A female guidance counsellor at a Kingston high school, who did not wish to be named, said that, "in my experience I find that they treat boys harsher because they think they are tougher."
Recent surveys also show that in 90 per cent of cases where both boys and girls were physically abused or injured, the physical reprimand was not accompanied by the intent to ill-treat.
Quoting this statistic, Dr. Ganesh Shettey, psychiatrist at the child guidance clinic at the Bustamante Children's Hospital, said: "There is hope. If we can sensitise parents in new ways to manage behaviour and ways to mange their own feelings and frustrations..." we might see a change in the levels of abuse.
EMOTIONAL IMPAIRMENT
Unfortunately, Dr. Shettey also notes, the consequence of boxing, hitting, kicking and chopping children is emotional impairment, frequently for life, especially where this abuse occurs early and persistently in their lives.
The problem is a pervasive one.
"My experience in Jamaica is that hitting with belt and sticks is omnipresent. There is also pushing, with children being flung bodily into furniture," Dr. Shettey said.
The psychiatrist states that boys are more physically abused generally, percentage wise, with more harsher physical reprimands. If the child is less than five years old, the structure of the brain will be affected, as will be the mental schemas around which he perceives the world. Abuse becomes a part of life, both to be experienced and to be meted out. Such a child will resort to solving conflict at home and school with fighting. This has implications for crime, the psychiatrist said. It also has implications for their relationships as they grow older.

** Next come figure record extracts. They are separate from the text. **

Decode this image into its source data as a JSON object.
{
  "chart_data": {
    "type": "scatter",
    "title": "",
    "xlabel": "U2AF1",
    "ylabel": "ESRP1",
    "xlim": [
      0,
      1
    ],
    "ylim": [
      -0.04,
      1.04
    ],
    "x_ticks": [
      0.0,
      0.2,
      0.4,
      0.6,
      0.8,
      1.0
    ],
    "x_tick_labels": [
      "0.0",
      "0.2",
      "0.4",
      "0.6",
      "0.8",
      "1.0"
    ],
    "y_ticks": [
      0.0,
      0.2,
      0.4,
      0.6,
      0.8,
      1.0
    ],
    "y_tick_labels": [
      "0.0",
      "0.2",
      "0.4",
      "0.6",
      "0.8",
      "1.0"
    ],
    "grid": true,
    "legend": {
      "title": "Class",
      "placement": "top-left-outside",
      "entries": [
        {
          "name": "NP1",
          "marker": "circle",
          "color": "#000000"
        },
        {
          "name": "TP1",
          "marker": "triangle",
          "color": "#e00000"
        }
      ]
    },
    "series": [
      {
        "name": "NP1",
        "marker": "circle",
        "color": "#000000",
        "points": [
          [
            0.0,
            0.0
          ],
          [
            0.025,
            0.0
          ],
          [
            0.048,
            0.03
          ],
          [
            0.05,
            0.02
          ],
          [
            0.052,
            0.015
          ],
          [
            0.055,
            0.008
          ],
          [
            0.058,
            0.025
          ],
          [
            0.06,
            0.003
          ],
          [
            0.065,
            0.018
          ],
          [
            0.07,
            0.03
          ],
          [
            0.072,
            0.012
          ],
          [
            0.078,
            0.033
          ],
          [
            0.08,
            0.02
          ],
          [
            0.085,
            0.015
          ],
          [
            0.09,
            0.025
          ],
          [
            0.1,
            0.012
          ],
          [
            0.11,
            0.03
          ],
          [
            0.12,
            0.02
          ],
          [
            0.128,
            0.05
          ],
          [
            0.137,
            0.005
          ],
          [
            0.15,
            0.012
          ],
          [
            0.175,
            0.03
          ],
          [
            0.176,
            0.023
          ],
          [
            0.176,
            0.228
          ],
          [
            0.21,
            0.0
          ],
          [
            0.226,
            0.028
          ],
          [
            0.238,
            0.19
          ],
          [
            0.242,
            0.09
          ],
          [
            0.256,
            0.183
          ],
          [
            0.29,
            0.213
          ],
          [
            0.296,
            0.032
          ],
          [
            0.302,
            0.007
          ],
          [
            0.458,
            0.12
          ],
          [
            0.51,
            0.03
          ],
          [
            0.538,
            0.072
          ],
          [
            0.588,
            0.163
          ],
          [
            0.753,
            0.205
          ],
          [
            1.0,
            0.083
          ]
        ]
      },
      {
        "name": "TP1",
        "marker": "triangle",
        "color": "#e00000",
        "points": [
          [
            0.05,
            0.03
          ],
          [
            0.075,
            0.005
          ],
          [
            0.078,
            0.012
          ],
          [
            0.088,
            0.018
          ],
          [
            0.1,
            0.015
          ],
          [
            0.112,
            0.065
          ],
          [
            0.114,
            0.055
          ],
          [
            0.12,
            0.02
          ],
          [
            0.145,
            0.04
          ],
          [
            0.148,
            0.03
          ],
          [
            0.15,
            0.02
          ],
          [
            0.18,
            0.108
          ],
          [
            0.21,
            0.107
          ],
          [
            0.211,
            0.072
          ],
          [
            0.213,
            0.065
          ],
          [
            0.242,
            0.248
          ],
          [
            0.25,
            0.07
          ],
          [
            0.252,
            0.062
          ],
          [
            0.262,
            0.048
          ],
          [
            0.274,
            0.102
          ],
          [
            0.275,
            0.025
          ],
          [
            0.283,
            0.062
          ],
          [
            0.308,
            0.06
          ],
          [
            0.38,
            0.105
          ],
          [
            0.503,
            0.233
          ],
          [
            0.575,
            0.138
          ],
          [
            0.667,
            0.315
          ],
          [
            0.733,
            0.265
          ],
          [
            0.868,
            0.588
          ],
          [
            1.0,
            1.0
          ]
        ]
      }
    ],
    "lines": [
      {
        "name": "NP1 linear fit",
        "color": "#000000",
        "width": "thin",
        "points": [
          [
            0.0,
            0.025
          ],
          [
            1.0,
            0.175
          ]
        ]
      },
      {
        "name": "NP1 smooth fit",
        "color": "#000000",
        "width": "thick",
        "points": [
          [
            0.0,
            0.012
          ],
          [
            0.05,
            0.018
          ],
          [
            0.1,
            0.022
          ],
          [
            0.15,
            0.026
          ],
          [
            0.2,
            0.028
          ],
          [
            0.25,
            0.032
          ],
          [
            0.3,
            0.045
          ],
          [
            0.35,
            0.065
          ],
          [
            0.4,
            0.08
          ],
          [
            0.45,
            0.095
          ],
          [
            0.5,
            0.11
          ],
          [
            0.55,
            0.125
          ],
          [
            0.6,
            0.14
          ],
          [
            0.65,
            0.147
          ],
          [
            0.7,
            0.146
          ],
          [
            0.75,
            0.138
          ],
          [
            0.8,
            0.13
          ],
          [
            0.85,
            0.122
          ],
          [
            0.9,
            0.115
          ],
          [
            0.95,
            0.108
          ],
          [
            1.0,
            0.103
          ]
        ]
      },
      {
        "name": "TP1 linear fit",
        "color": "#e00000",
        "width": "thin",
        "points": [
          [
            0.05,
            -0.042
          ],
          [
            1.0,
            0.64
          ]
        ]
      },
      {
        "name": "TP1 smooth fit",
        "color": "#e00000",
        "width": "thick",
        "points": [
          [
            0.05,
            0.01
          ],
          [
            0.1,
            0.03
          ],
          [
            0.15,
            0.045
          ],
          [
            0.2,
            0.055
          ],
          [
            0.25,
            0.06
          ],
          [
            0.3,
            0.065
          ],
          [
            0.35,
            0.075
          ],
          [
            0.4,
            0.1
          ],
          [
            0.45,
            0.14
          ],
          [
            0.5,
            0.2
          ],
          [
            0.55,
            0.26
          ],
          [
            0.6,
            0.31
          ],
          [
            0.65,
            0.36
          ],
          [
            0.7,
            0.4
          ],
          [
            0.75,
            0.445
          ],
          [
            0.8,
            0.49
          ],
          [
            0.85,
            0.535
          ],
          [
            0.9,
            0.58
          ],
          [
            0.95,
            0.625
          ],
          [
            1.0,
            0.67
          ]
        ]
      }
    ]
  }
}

"They perceive the world and the way to interact as 'might is right'. The quality of their relationships is also superficial and poor. Abused boys may also align themselves with other aggressive children, leading to gang involvement.
POOR SOCIAL SKILLS
"They do not do well in school and have poor social skills. Aligning themselves to other troubled children, they may also get involved in substance abuse.
Senior social worker attached to the Child Development Agency, Alma-Bailey Morris, stated that boys are also generally more neglected than girls.

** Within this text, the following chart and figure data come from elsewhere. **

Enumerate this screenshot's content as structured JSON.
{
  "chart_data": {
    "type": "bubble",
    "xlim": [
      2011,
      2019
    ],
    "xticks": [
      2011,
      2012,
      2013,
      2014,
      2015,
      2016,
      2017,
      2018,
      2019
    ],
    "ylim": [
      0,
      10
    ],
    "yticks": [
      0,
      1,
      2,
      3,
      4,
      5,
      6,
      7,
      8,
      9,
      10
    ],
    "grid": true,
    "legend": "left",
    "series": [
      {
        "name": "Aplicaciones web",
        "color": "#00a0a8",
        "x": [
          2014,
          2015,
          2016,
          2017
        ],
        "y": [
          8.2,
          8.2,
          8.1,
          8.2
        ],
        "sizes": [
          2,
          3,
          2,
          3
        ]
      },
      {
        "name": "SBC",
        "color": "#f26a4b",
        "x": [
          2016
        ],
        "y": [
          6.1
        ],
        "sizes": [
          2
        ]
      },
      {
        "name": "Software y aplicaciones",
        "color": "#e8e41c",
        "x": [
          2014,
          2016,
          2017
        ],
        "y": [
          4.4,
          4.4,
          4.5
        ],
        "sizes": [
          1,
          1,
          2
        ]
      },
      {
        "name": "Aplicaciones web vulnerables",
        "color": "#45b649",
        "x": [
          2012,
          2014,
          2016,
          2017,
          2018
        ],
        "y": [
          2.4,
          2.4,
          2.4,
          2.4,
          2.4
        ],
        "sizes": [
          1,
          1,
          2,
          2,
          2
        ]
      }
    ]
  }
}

"Our socialisation is to pamper and protect girls. A mother who is migrating will ask for help for her daughter, but she will be more inclined to leave the boy on his own to fend for himself.
Boys, she said, are also more likely to be abandoned, citing the street-boy trend and also one case in St. Thomas in 2003 where an eight-year-old boy was found living on his own in a dilapidated wooden building, surviving on odd jobs. His mother was living in a common-law-relationship where the man did not want the young boy.

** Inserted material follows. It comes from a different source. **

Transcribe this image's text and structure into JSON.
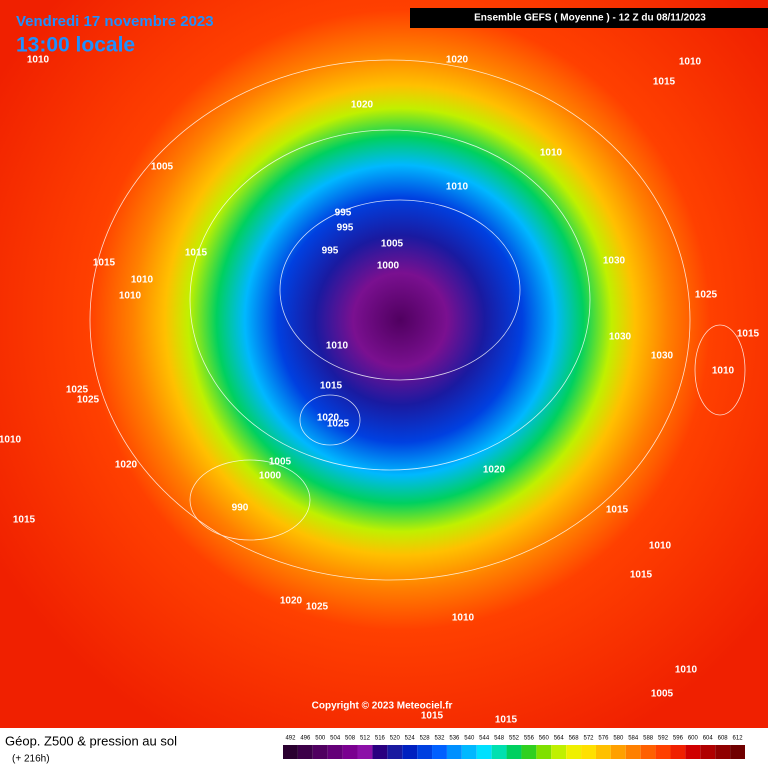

Generally, in homes, boys are reared in a way which is expected to make them tough, she added. While little girls who fall are quickly taken up, hushed and kissed, a boy who falls and cries is more likely to be ignored, even if he hurts himself. Harsh physical discipline is an extension of this parental attitude.
"No child needs physical abuse," said the guidance counsellor from the high school in Kingston. "There are ways and means to discipline a child without inflicting pain and injury." But parents, she said, resorted to physical abuse, as they are not exposed to proper methods of parenting. "They do not know better."